Note: This article is courtesy of Iris.xyz

Written by: Abdur Nimeri, Ph.D

REAL ASSETS VOLATILITY: ASSET CLASS VS. THE PORTFOLIO

The global economy continues to exhibit subdued growth and below target inflation. Central bank policies have begun to diverge as financial markets react with ramped-up volatility and gyrating risk asset prices. The behavior of commodities has been especially noteworthy.

The wild ride has caused many investors to reconsider their commodity and real asset holdings. However, volatility should not drive the decision to own or not own these investments. Market sell-offs certainly spark investor anxieties but they also raise awareness of the risk management benefits of owning real assets. A careful pairing of these assets can help improve a portfolio’s performance and risk profile over a strategic investment horizon. Let’s look at how a blend of real asset equities that includes infrastructure, real estate and natural resources can help investors navigate periods of market volatility.

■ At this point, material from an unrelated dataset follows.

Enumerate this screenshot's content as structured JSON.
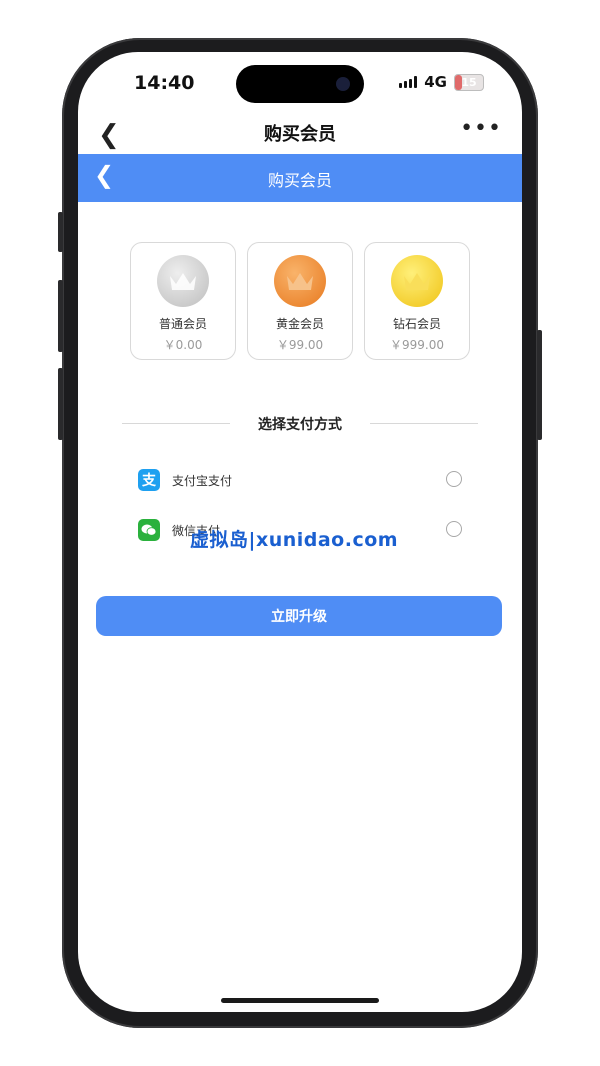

MONETARY POLICY AND REAL ASSETS: HINDSIGHT IS 20/20

The U.S. Federal Reserve’s decision on December 16, 2015 to raise its policy rate is an important shift that reflects high confidence in the strength and durability of the U.S. economy’s expansion. In comparison, most other developed countries’ economies are growing more slowly and their central banks remain in easing mode, as do the larger emerging market economies of China and India. Select others, such as Russia and Brazil, have been raising policy rates. Notwithstanding these outliers, monetary accommodation continues to be an important consideration for global investors. Because monetary policy plays a pivotal role in the pricing dynamics of real assets, the divergent paths now being pursued by central banks will complicate the growth trends of real-asset-based economies.